When to use drift detection

  • Before running predictions on new data batches.
  • As a scheduled health check in production pipelines.
  • After a data source change (new CSV, new API feed, schema migration).

Quick example

import polars as pl
from skyulf.profiling import DriftCalculator

# Reference = your training data
reference = pl.DataFrame({
    "age": [25, 30, 35, 40, 45, 50],
    "income": [30000, 45000, 55000, 65000, 70000, 80000],
})

# Current = new production data
current = pl.DataFrame({
    "age": [60, 65, 70, 75, 80, 85],
    "income": [90000, 95000, 100000, 110000, 120000, 130000],
})

calc = DriftCalculator(reference, current)
report = calc.calculate_drift()

print(f"Drifted columns: {report.drifted_columns_count}")
for col, drift in report.column_drifts.items():
    print(f"  {col}: drift={drift.drift_detected}")
    for m in drift.metrics:
        print(f"    {m.metric}: {m.value:.4f} (threshold={m.threshold}, drifted={m.has_drift})")

Drift metrics

The DriftCalculator computes these metrics for each numeric column:

Metric What it measures Default threshold
Wasserstein distance How much "work" to transform one distribution into the other 0.1 (normalized)
KS test (Kolmogorov-Smirnov) Maximum distance between CDFs; returns a p-value p < 0.05
PSI (Population Stability Index) Binned distribution shift 0.2
KL divergence Information-theoretic divergence 0.1

A column is flagged as "drifted" if any metric exceeds its threshold.

Custom thresholds

report = calc.calculate_drift(thresholds={
    "psi": 0.15,
    "ks": 0.01,
    "wasserstein": 0.05,
    "kl_divergence": 0.2,
})

Schema drift

The report also detects structural changes:

  • report.missing_columns — columns present in reference but absent in current data.
  • report.new_columns — columns in current data that were not in the reference.

Report structure

DriftReport(
    reference_rows=1000,
    current_rows=500,
    drifted_columns_count=2,
    column_drifts={
        "age": ColumnDrift(
            column="age",
            metrics=[...],
            drift_detected=True,
            suggestions=["Consider retraining..."],
        ),
    },
    missing_columns=[],
    new_columns=["new_feature"],
)

Data format

DriftCalculator works with Polars DataFrames.
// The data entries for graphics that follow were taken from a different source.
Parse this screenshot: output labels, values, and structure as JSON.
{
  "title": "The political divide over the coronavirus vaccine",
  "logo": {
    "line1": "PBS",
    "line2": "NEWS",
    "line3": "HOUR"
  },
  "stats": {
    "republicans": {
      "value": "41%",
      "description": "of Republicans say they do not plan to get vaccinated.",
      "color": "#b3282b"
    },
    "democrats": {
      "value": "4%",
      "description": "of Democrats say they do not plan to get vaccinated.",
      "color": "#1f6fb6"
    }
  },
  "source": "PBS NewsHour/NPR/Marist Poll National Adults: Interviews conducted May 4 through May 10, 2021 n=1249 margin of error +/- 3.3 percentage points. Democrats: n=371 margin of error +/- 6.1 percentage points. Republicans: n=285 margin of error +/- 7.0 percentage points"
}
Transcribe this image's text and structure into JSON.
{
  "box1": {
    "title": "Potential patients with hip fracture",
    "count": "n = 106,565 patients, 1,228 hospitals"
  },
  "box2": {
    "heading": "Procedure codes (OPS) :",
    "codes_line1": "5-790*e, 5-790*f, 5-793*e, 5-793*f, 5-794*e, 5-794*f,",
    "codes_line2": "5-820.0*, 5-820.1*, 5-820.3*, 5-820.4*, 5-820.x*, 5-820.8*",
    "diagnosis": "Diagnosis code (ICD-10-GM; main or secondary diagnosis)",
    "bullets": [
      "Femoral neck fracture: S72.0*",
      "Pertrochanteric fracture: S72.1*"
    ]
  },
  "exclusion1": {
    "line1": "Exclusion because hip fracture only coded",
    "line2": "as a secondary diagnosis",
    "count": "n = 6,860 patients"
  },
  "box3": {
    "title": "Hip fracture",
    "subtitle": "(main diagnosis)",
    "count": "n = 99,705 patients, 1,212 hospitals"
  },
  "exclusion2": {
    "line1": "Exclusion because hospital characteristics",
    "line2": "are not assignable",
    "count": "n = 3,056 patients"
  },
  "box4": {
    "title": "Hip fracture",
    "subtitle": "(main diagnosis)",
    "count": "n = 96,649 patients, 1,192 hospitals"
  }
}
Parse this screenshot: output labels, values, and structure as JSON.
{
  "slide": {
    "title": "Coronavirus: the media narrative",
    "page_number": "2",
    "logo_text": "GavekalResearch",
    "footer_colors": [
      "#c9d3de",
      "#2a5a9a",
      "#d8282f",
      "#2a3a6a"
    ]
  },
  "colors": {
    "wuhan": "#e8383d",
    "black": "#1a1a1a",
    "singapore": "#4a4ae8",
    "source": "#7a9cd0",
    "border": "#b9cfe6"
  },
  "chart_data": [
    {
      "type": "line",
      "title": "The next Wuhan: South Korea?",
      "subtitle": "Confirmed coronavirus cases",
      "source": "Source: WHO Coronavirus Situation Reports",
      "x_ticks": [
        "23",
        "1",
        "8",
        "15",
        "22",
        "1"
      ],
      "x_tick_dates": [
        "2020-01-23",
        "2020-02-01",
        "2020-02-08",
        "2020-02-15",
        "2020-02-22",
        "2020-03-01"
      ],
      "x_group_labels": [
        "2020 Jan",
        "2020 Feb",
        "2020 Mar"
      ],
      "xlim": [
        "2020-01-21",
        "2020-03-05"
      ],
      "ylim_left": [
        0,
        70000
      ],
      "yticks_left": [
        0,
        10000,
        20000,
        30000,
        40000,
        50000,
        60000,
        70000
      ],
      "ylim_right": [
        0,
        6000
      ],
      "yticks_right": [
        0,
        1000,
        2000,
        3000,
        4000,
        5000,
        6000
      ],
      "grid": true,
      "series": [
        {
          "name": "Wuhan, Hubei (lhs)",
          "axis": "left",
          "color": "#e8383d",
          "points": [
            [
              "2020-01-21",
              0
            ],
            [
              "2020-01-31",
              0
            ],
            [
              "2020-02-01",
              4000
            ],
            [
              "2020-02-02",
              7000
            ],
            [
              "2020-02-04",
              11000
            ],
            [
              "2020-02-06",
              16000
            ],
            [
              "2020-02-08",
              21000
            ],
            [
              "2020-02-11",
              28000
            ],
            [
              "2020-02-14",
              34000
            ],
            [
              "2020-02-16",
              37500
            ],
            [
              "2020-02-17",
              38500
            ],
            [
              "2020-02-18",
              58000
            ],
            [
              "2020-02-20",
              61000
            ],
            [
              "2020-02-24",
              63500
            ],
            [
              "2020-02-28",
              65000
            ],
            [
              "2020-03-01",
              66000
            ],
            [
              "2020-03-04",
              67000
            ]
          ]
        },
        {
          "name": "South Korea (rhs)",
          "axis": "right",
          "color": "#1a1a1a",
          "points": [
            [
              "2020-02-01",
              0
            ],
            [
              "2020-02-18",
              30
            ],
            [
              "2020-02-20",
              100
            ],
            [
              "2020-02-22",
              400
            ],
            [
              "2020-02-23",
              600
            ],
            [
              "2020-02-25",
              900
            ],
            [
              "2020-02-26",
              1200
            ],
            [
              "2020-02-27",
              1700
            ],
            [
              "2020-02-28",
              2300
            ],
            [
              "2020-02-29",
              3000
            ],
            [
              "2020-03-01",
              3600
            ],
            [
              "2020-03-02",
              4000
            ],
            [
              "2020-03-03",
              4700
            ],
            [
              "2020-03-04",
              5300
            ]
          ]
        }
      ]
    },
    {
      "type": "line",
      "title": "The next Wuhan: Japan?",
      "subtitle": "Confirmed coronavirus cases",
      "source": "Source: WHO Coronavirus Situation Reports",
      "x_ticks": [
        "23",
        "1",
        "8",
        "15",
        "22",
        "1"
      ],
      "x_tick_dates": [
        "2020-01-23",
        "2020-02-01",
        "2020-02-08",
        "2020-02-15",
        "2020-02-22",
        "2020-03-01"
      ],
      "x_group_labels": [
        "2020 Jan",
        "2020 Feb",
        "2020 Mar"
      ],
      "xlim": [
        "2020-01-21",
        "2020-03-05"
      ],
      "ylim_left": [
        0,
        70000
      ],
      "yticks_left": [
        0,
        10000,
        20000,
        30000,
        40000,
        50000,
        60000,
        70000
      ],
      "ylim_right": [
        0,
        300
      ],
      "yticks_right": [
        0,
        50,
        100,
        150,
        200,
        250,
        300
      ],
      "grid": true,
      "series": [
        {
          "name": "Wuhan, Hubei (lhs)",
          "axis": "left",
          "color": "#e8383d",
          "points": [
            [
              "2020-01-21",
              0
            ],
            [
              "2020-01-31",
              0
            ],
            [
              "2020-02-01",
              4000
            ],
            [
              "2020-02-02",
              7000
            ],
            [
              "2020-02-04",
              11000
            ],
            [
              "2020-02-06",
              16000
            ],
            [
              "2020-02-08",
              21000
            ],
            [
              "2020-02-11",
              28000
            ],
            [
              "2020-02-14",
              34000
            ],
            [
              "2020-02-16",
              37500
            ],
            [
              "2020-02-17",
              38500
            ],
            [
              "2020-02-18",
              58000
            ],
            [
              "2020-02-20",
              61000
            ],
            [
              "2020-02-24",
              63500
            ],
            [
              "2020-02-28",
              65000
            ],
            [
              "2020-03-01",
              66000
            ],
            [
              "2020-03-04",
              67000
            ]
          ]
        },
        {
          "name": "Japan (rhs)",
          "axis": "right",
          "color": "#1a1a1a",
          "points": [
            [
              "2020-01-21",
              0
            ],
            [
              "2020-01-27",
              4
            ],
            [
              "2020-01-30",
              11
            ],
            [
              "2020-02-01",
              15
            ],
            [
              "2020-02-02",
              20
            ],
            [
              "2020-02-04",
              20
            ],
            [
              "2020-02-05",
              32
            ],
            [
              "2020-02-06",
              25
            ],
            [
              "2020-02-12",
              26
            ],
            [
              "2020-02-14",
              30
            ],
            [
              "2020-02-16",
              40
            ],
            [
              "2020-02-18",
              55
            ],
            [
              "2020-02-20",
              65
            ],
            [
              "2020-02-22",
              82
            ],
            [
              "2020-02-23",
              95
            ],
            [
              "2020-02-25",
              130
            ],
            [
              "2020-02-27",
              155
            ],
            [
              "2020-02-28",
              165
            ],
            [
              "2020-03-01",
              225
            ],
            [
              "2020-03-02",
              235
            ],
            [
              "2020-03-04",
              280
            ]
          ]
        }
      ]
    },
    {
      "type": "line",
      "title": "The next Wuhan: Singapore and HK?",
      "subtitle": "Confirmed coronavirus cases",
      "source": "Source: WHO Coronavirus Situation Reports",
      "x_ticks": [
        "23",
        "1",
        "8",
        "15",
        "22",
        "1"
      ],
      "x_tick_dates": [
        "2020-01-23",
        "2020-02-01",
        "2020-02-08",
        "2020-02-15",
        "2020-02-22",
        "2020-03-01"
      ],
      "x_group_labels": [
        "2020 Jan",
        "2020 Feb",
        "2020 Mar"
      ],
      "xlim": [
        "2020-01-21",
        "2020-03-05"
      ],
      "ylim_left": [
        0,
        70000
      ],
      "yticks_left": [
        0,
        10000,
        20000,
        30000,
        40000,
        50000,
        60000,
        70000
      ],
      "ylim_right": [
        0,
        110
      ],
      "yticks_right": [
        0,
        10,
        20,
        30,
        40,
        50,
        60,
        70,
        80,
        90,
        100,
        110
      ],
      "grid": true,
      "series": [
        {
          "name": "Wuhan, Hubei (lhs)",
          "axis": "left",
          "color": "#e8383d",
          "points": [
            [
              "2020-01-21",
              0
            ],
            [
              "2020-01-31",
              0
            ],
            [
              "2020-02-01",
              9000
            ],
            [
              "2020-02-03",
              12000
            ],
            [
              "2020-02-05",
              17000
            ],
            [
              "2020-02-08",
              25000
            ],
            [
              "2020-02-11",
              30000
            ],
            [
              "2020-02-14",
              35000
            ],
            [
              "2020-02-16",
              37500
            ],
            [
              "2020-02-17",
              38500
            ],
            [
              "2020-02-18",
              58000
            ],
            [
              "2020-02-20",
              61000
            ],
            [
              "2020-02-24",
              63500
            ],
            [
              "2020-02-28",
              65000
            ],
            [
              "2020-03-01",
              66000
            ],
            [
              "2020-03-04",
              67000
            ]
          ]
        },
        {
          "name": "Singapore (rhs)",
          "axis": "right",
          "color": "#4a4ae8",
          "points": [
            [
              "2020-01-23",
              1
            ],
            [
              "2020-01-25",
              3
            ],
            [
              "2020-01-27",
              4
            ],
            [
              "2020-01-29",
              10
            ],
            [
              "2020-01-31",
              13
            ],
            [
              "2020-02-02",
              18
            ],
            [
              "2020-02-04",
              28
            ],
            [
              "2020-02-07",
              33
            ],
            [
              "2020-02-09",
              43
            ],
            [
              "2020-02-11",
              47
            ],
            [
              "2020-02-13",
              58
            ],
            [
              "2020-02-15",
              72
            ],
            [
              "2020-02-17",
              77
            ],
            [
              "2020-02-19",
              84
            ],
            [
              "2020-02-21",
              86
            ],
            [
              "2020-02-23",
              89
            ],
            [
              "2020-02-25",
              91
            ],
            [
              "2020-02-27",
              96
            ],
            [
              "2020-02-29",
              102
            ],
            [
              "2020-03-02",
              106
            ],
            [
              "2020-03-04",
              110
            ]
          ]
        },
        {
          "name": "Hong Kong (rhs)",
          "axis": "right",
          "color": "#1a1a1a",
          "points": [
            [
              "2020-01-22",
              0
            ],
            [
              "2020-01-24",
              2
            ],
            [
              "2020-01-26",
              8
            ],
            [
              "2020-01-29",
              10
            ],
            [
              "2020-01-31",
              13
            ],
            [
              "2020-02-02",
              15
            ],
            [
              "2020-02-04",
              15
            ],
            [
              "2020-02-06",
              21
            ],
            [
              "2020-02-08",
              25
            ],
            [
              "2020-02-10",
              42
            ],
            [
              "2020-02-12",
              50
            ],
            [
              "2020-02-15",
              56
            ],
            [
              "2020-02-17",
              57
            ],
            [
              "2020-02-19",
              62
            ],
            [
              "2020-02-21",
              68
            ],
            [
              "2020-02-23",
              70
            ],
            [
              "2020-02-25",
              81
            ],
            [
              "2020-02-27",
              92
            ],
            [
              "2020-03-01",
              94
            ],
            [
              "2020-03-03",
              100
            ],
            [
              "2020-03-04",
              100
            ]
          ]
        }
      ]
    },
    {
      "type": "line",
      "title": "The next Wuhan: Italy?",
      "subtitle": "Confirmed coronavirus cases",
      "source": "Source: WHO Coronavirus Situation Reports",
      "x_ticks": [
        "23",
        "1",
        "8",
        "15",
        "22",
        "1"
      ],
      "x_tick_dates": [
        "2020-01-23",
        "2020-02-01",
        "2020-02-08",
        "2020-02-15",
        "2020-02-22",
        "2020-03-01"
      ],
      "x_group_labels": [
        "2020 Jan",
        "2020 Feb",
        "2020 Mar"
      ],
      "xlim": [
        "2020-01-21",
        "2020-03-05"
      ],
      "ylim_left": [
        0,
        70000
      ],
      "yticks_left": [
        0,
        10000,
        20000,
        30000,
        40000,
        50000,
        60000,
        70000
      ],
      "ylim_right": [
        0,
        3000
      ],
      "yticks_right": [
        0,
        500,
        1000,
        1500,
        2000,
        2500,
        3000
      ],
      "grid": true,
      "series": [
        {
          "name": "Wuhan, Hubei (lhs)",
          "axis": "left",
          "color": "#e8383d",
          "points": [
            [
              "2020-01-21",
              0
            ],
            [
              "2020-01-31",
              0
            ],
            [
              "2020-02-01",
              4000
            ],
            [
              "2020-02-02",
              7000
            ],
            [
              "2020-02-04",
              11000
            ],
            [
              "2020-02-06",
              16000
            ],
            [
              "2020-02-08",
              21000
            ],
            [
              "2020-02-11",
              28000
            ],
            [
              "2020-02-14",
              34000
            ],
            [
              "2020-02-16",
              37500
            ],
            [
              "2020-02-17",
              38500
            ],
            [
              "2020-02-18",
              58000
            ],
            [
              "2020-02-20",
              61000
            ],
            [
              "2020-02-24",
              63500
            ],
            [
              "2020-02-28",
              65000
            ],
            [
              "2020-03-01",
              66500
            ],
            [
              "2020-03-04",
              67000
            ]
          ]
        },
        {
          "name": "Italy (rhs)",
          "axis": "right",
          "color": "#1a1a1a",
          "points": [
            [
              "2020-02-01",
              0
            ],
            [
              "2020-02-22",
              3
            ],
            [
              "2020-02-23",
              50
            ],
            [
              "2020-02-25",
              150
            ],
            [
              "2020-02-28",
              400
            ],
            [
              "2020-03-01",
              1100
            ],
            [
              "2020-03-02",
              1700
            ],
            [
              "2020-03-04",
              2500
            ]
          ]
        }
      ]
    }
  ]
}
If your data is in Pandas:

import polars as pl

reference_pl = pl.from_pandas(reference_pd)
current_pl = pl.from_pandas(current_pd)

Dependencies

Drift calculation requires scipy (installed with skyulf-core by default).

Tips

  • Run drift detection before prediction to catch issues early.
  • Log drift reports over time to track gradual distribution shifts.
  • If drift is detected, consider retraining the model on recent data.
  • Non-numeric columns are currently skipped — encode them first if you need categorical drift detection.